Few expected the Northwestern baseball experience at Wrigley Field to be anything but underwhelming. The team struggles to combat its reputation for mediocre play. And coach Paul Stevens – the widely respected head coach in his 26th season – oversees the difficult situation in Evanston. Rocky Miller Park fails to attract consistently high attendance or energy.
As with many sports at Northwestern, student apathy runs high. The results are iffy. The decision to hold even one game in hallowed Wrigley Field seemed odd. Next to the excitement of Wrigley football, this was the sideshow at best. But I went anyways. It cost seven dollars. At first, nothing about the game was particularly special.
The decent turnout was a bit surprising given the 38-degree temperature at first pitch, which only sunk as the game progressed. The anthem performer held the word "free" for about 10 seconds—an impressive feat. Yet this simple Northwestern baseball game provided fans–and NU lovers–with an excellent experience on several counts.
I should begin by praising the team, which demonstrated passion befitting the event. They ran counts. They executed sacrifice bunts. They never succumbed to the inherent pressure of playing at Wrigley Field.
My friend, who played at Wrigley as a youngster, will never forget a single moment. He went 0-for-3 that day, though, with some combination of groundouts and strikeouts. The Wildcats, on Saturday night, showed the poise necessary to win on the big stage.
"I don't know if it gets any better than what I just saw in the last few hours," Paul Stevens told the media (which does not include me in this sport). "I was absolutely mesmerized, and I know our guys were."
They, in fact, dominated a better team behind the pitching of an MLB manager's kid. PR doesn't get any better than this: Luke Farrell, son of Boston Red Sox skipper John, pitched one of the craftiest college games you'll see. The Michigan players–clearly itching to hit home runs–got under just about everything. He wound up with a 90-pitch complete game three-hitter in the 6-0 win.
Perhaps the temperature dipped below freezing. It felt like it. But so many showed up. Announced attendance was a not-bad 4,197.
Several members of the basketball and football teams arrived to support fellow student-athletes. The alumni fan-base, from my perspective, was especially energized. Michigan fans, heckling as always, were quieted with chants of "Scoreboard."
When they responded by asking about football, one NU fan joked: "We didn't even play you in football. I blacked out in the second half. It never happened." No one could slow the Wildcats faithful down.
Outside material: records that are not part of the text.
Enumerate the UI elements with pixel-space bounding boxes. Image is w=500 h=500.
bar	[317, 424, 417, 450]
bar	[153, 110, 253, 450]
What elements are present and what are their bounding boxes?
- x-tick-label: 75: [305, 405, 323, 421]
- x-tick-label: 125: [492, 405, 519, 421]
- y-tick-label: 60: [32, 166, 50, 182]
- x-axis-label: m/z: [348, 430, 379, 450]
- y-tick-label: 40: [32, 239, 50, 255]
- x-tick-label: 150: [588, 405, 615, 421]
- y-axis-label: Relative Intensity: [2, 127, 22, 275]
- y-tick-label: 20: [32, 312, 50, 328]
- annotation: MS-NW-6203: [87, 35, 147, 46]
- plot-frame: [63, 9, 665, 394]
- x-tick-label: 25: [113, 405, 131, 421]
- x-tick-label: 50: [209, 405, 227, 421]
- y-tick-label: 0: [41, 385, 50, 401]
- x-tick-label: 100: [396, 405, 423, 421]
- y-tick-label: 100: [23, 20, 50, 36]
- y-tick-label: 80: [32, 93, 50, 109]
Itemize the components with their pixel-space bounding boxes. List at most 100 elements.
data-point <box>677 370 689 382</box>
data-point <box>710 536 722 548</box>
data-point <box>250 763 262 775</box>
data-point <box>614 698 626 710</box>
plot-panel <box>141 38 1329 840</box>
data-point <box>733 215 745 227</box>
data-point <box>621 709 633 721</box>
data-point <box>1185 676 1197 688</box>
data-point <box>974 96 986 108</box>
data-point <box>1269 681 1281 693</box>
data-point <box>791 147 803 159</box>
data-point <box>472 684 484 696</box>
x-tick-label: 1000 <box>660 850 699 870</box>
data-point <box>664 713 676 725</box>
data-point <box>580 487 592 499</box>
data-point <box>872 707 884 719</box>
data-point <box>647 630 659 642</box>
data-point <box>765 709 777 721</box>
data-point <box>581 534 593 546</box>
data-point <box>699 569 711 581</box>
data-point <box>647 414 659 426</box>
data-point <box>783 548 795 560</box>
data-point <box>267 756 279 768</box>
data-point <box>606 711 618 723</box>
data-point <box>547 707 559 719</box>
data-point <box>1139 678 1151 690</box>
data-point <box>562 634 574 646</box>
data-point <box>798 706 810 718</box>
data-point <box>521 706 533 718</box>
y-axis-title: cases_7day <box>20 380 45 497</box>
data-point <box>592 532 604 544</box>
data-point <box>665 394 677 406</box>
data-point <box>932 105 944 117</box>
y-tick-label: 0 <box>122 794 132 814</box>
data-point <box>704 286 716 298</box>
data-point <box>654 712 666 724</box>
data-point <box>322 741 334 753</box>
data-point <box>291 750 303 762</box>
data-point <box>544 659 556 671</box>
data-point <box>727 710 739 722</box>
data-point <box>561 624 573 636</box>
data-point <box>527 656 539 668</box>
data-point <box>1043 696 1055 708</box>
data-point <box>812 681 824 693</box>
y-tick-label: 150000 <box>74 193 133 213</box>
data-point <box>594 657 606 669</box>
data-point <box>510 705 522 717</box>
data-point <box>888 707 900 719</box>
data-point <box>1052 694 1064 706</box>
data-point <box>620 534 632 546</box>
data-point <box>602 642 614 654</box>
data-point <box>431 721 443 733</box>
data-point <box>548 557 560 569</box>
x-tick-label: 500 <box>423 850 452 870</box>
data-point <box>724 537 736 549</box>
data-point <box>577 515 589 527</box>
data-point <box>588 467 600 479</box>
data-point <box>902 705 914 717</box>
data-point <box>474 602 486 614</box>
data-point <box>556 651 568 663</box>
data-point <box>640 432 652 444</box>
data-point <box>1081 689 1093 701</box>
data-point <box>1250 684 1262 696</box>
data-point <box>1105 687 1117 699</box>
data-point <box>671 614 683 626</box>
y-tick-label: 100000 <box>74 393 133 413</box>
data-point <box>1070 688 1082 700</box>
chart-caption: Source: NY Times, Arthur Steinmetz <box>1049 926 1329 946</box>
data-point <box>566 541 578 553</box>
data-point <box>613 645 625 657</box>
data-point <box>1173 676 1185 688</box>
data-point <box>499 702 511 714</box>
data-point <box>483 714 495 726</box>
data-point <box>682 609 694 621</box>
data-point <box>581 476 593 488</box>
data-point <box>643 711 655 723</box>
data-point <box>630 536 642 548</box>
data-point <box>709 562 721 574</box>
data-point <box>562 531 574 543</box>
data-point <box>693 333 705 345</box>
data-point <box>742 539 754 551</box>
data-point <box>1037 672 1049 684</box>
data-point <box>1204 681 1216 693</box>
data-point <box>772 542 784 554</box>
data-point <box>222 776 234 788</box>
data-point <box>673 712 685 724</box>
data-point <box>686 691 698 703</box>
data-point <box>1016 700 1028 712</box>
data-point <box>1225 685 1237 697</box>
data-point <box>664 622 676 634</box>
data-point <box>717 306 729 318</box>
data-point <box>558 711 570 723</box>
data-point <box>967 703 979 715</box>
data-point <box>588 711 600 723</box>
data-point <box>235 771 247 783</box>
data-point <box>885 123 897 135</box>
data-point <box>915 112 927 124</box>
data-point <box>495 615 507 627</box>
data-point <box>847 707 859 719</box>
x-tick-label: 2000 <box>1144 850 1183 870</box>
Was the marching band necessary? Probably not. The cheerleaders? Definitely not. In so many ways, this was an experiment.
Most people stayed until the final out–a blow-by strikeout from Farrell–and the crowd began to celebrate. It wasn't raucous, but it was nice.
NU hopes to truly embrace the "Chicago's Big Ten Team" slogan, and some of those efforts were realized tonight. The team played like this meant something, and the crowd responded. It was fun.
Congratulations to those who set this up, namely Jim Phillips. Congratulations to the team, and to the purple-clad fans who scored the biggest victory of all.
Upon returning home to Evanston, those who made the wrong decision by staying indoors insisted on asking me how the game was.